Owen’s own political career was coming under pressure. Drug dealing was evident in most towns. In Dublin it had reached epidemic proportions with dealers openly selling hashish, ecstasy and heroin on Dublin’s main thoroughfare, O’Connell Street. In June 1995, Owen held a meeting in Garda headquarters with ten senior Garda officers. Pat Byrne was there as a deputy commissioner. Carty was also in attendance. ‘I said I don’t want to hear when something goes wrong that you’re hampered because of a lack of this or a lack of that,’ she told them. ‘I want to know what are the long-term annoyances in the system that you want sorted . . . because I’m doing some housekeeping legislation every year when I’m here, that we gather together a number of things.’
The gardaí accepted her frankness and told her straight out what was required. The Revenue, they said, needed to start investigating criminals. Drug dealing now represented a significant threat to the security of the State. Without Revenue’s co-operation, the gardaí could continue investigating the dealers, identifying property owned by them, pinpointing their offshore bank accounts, but couldn’t do anything about them. Owen listened attentively. She left the meeting saying she would do what she could. Carty took on board what she had said. He had his own ideas on how to tackle the drugs problem.
Gilligan meanwhile was encountering personal problems. He and Geraldine were
legally separated that summer. But a new love entered his life. Carol Rooney was Gilligan’s femme fatale. She had grown up in Palmerstown in south Dublin. He found her strikingly attractive. At the tender age of 19, she had just finished her Leaving Certificate examinations and was working part-time in a bookmaker’s office when Gilligan entered her world. He was gambling and noticed her working at a cashier’s desk. He started flirting with her and asked her out. What she saw in him, only she can say, but the two became lovers. Gilligan, behind Geraldine’s back, spoiled his young lover. He rented out a house for her in Celbridge in County Kildare, took her on foreign holidays and wooed her with gifts, including a $20,000 Cartier watch. Anything she wanted she got. Later that year, he took her to a garage and she picked out a Nissan Micra. He handed over a IR£1,600 deposit. Carol paid the balance in cash.

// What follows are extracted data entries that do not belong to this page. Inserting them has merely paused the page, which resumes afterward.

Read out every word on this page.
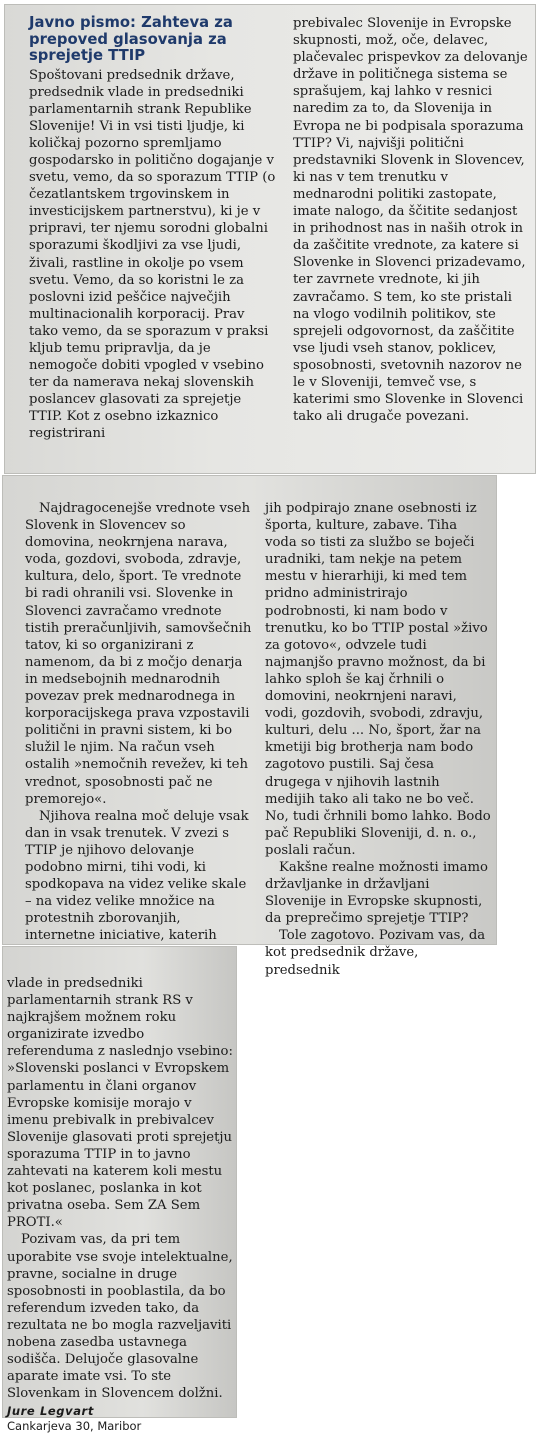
Javno pismo: Zahteva za prepoved glasovanja za sprejetje TTIP

Spoštovani predsednik države, predsednik vlade in predsedniki parlamentarnih strank Republike Slovenije! Vi in vsi tisti ljudje, ki količkaj pozorno spremljamo gospodarsko in politično dogajanje v svetu, vemo, da so sporazum TTIP (o čezatlantskem trgovinskem in investicijskem partnerstvu), ki je v pripravi, ter njemu sorodni globalni sporazumi škodljivi za vse ljudi, živali, rastline in okolje po vsem svetu. Vemo, da so koristni le za poslovni izid peščice največjih multinacionalih korporacij. Prav tako vemo, da se sporazum v praksi kljub temu pripravlja, da je nemogoče dobiti vpogled v vsebino ter da namerava nekaj slovenskih poslancev glasovati za sprejetje TTIP. Kot z osebno izkaznico registrirani

prebivalec Slovenije in Evropske skupnosti, mož, oče, delavec, plačevalec prispevkov za delovanje države in političnega sistema se sprašujem, kaj lahko v resnici naredim za to, da Slovenija in Evropa ne bi podpisala sporazuma TTIP? Vi, najvišji politični predstavniki Slovenk in Slovencev, ki nas v tem trenutku v mednarodni politiki zastopate, imate nalogo, da ščitite sedanjost in prihodnost nas in naših otrok in da zaščitite vrednote, za katere si Slovenke in Slovenci prizadevamo, ter zavrnete vrednote, ki jih zavračamo. S tem, ko ste pristali na vlogo vodilnih politikov, ste sprejeli odgovornost, da zaščitite vse ljudi vseh stanov, poklicev, sposobnosti, svetovnih nazorov ne le v Sloveniji, temveč vse, s katerimi smo Slovenke in Slovenci tako ali drugače povezani.

Najdragocenejše vrednote vseh Slovenk in Slovencev so domovina, neokrnjena narava, voda, gozdovi, svoboda, zdravje, kultura, delo, šport. Te vrednote bi radi ohranili vsi. Slovenke in Slovenci zavračamo vrednote tistih preračunljivih, samovšečnih tatov, ki so organizirani z namenom, da bi z močjo denarja in medsebojnih mednarodnih povezav prek mednarodnega in korporacijskega prava vzpostavili politični in pravni sistem, ki bo služil le njim. Na račun vseh ostalih »nemočnih revežev, ki teh vrednot, sposobnosti pač ne premorejo«.

Njihova realna moč deluje vsak dan in vsak trenutek. V zvezi s TTIP je njihovo delovanje podobno mirni, tihi vodi, ki spodkopava na videz velike skale – na videz velike množice na protestnih zborovanjih, internetne iniciative, katerih

jih podpirajo znane osebnosti iz športa, kulture, zabave. Tiha voda so tisti za službo se boječi uradniki, tam nekje na petem mestu v hierarhiji, ki med tem pridno administrirajo podrobnosti, ki nam bodo v trenutku, ko bo TTIP postal »živo za gotovo«, odvzele tudi najmanjšo pravno možnost, da bi lahko sploh še kaj črhnili o domovini, neokrnjeni naravi, vodi, gozdovih, svobodi, zdravju, kulturi, delu ... No, šport, žar na kmetiji big brotherja nam bodo zagotovo pustili. Saj česa drugega v njihovih lastnih medijih tako ali tako ne bo več. No, tudi črhnili bomo lahko. Bodo pač Republiki Sloveniji, d. n. o., poslali račun.

Kakšne realne možnosti imamo državljanke in državljani Slovenije in Evropske skupnosti, da preprečimo sprejetje TTIP?

Tole zagotovo. Pozivam vas, da kot predsednik države, predsednik

vlade in predsedniki parlamentarnih strank RS v najkrajšem možnem roku organizirate izvedbo referenduma z naslednjo vsebino: »Slovenski poslanci v Evropskem parlamentu in člani organov Evropske komisije morajo v imenu prebivalk in prebivalcev Slovenije glasovati proti sprejetju sporazuma TTIP in to javno zahtevati na katerem koli mestu kot poslanec, poslanka in kot privatna oseba. Sem ZA Sem PROTI.«

Pozivam vas, da pri tem uporabite vse svoje intelektualne, pravne, socialne in druge sposobnosti in pooblastila, da bo referendum izveden tako, da rezultata ne bo mogla razveljaviti nobena zasedba ustavnega sodišča. Delujoče glasovalne aparate imate vsi. To ste Slovenkam in Slovencem dolžni.

Jure Legvart
Cankarjeva 30, Maribor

His renewed lust for life spilled over into the drugs trade. He began streamlining his operation. One of the first things he decided to do was relocate his distribution base. After nearly a year of distributing from the Emmett Road lock-up, he felt this would be a prudent move and so instructed Charlie Bowden to find new premises. Meehan had promoted Bowden into the senior ranks of the organisation. Bowden himself made an unlikely criminal. He had grown up in Finglas, a sprawling housing estate situated in the heart of north Dublin. When he left school after sitting his Inter Certificate exam in 1983, he joined the army and rose to the rank of corporal. He specialised in rifle marksmanship and the use of the 0.5-inch heavy machine gun. Such was his good aim that he won competitions for his shooting capabilities, including the Eastern Command Rifle Championships. Bowden, however, had violent tendencies. This character flaw surfaced in 1988 when he attacked two recruits. He beat them up so badly they were taken to hospital. He was court-martialled and asked to leave the army, whereafter he offered himself as muscle for hire. He began working as a ‘doorman’ at nightclubs, hired because he had a black belt in karate.